![[personal profile]](https://www.dreamwidth.org/img/silk/identity/user.png)
Пелагея Михайловна Вишнякова, Зоя Скляренко, Челябинск, 1925 год

В предыдущей серии воспоминаний моей бабушки она пишет о том, как они подружились с семьей ее (бабушки) двоюродного брата Сергея Григорьевича Колбина, его женой Александрой Петровной Нероновой - врачами, долгое время бывшими их лучшими друзьями в Челябинске - и в то время и много позже.
Александра Петровна написала краткие воспоминания о тете Поле (моей прабабушке Пелагее Михайловне), один фрагмент из него я уже выкладывал, а сейчас публикую остальное.
Рассказ Александры Петровны Нероновой
В 1925 году я и Сережа после окончания медицинского факультета Пермского Университета получили назначение в Челябинск. Стояло жаркое лето. Почти ежедневно, чтобы получить распределение, мы совершали паломничество в Челябинский здравотдел, где нам должны были найти место сразу в одной точке для супружеской пары.
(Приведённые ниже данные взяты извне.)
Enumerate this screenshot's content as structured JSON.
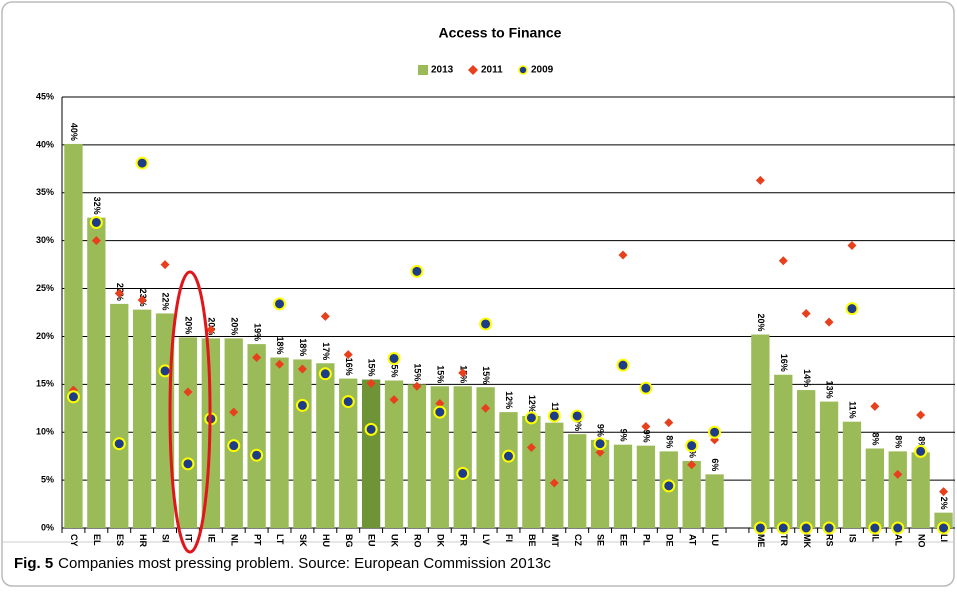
{
  "chart_data": {
    "type": "bar",
    "title": "Access to Finance",
    "categories": [
      "CY",
      "EL",
      "ES",
      "HR",
      "SI",
      "IT",
      "IE",
      "NL",
      "PT",
      "LT",
      "SK",
      "HU",
      "BG",
      "EU",
      "UK",
      "RO",
      "DK",
      "FR",
      "LV",
      "FI",
      "BE",
      "MT",
      "CZ",
      "SE",
      "EE",
      "PL",
      "DE",
      "AT",
      "LU",
      null,
      "ME",
      "TR",
      "MK",
      "RS",
      "IS",
      "IL",
      "AL",
      "NO",
      "LI"
    ],
    "highlight_category": "EU",
    "highlight_color": "#6f9437",
    "series": [
      {
        "name": "2013",
        "mark": "bar",
        "color": "#9bbb59",
        "values": [
          40.1,
          32.4,
          23.4,
          22.8,
          22.4,
          19.9,
          19.8,
          19.8,
          19.2,
          17.8,
          17.6,
          17.2,
          15.6,
          15.5,
          15.4,
          15.0,
          14.8,
          14.8,
          14.7,
          12.1,
          11.7,
          11.0,
          9.8,
          9.2,
          8.7,
          8.6,
          8.0,
          7.0,
          5.6,
          null,
          20.2,
          16.0,
          14.4,
          13.2,
          11.1,
          8.3,
          8.0,
          7.9,
          1.6
        ],
        "value_labels": [
          "40%",
          "32%",
          "23%",
          "23%",
          "22%",
          "20%",
          "20%",
          "20%",
          "19%",
          "18%",
          "18%",
          "17%",
          "16%",
          "15%",
          "15%",
          "15%",
          "15%",
          "15%",
          "15%",
          "12%",
          "12%",
          "11%",
          "10%",
          "9%",
          "9%",
          "9%",
          "8%",
          "7%",
          "6%",
          null,
          "20%",
          "16%",
          "14%",
          "13%",
          "11%",
          "8%",
          "8%",
          "8%",
          "2%"
        ]
      },
      {
        "name": "2011",
        "mark": "diamond",
        "color": "#e8401c",
        "values": [
          14.4,
          30.0,
          24.5,
          23.8,
          27.5,
          14.2,
          20.7,
          12.1,
          17.8,
          17.1,
          16.6,
          22.1,
          18.1,
          15.1,
          13.4,
          14.8,
          13.0,
          16.2,
          12.5,
          7.5,
          8.4,
          4.7,
          11.7,
          7.9,
          28.5,
          10.6,
          11.0,
          6.6,
          9.2,
          null,
          36.3,
          27.9,
          22.4,
          21.5,
          29.5,
          12.7,
          5.6,
          11.8,
          3.8
        ]
      },
      {
        "name": "2009",
        "mark": "dot",
        "color": "#1f3c88",
        "outline": "#ffff00",
        "values": [
          13.7,
          31.9,
          8.8,
          38.1,
          16.4,
          6.7,
          11.4,
          8.6,
          7.6,
          23.4,
          12.8,
          16.1,
          13.2,
          10.3,
          17.7,
          26.8,
          12.1,
          5.7,
          21.3,
          7.5,
          11.5,
          11.7,
          11.7,
          8.8,
          17.0,
          14.6,
          4.4,
          8.6,
          10.0,
          null,
          0,
          0,
          0,
          0,
          22.9,
          0,
          0,
          8.0,
          0
        ]
      }
    ],
    "ylim": [
      0,
      45
    ],
    "yticks": [
      {
        "value": 0,
        "label": "0%"
      },
      {
        "value": 5,
        "label": "5%"
      },
      {
        "value": 10,
        "label": "10%"
      },
      {
        "value": 15,
        "label": "15%"
      },
      {
        "value": 20,
        "label": "20%"
      },
      {
        "value": 25,
        "label": "25%"
      },
      {
        "value": 30,
        "label": "30%"
      },
      {
        "value": 35,
        "label": "35%"
      },
      {
        "value": 40,
        "label": "40%"
      },
      {
        "value": 45,
        "label": "45%"
      }
    ],
    "grid": true,
    "legend": "top"
  },
  "caption": {
    "label": "Fig. 5",
    "text": "Companies most pressing problem. Source: European Commission 2013c"
  }
}
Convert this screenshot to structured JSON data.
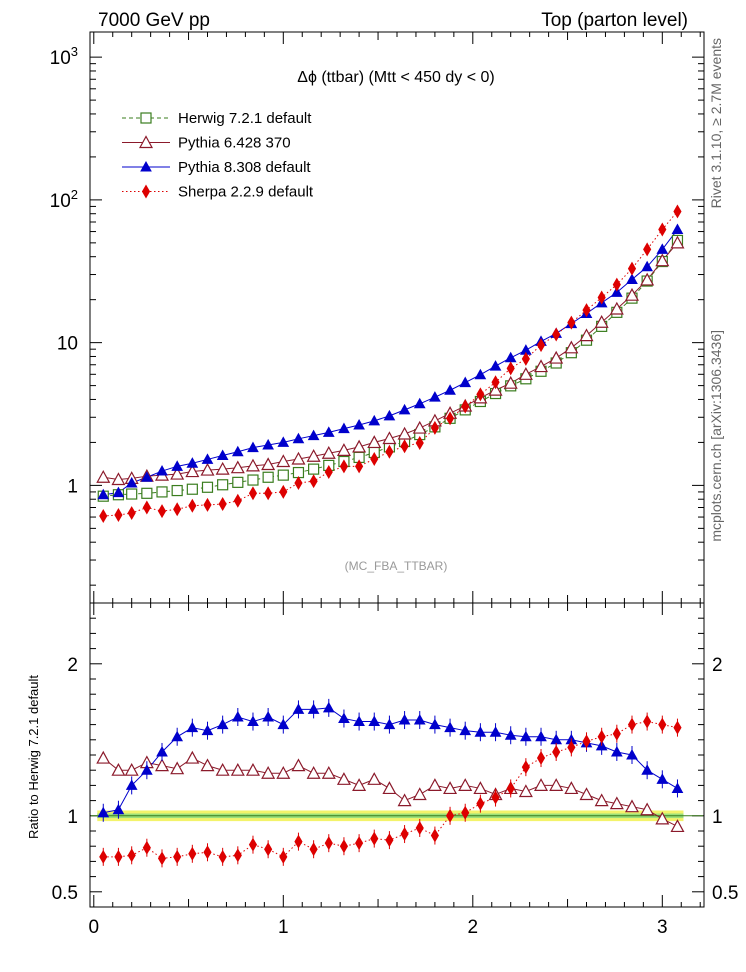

В городе мест не было, особенно для таких как мы, без практического стажа. В сельской местности была острая нехватка врачей, но нигде не требовалось два врача в одну точку. Мы тоскливо и тревожно проживали в доме родителей Сережи и ждали своего часа.
- Надо сходить повидать тетю Полю - единодушно решили Григорий Васильевич, Любовь Михайловна и Сережа. И вот мы на пути к новому для меня знакомству.
День стоял душный, жаркий. Город с немощенными улицами и площадями утопал в облаках пыли. Идти надо было пешком, через большое расстояние, отделявшее привокзальную площадь, где мы жили , до центра города, где жила Пелагея Михайловна с маленькой дочкой Зоей.
Вот и площадь с серым каменным домом Народного театра и напротив его низкое каменное здание с маленькими нишеподобными окнами. Дом типа кузницы, который в старое время использовался именно как кузница. С улицы вела в дом узкая, одностворчатая дверь, но мы входим с противоположной стороны с улицы Елькина в ворота широкого двора, где слева расположен довольно высокий дом с большими окнами. Он занят врачом Неаполитановым. В глубине двора видно приземистое здание бывшей кузницы - теперешнее обиталище тёти Поли. Входим в открытую дверь и попадаем вначале в темноватую кухню, где хлопочет стряпуха с самоваром. А навстречу нам из соседней комнаты спешит, ласково улыбающаяся Пелагея Михайловна. Она здоровается с Серёжей, знакомится со мной и целует меня.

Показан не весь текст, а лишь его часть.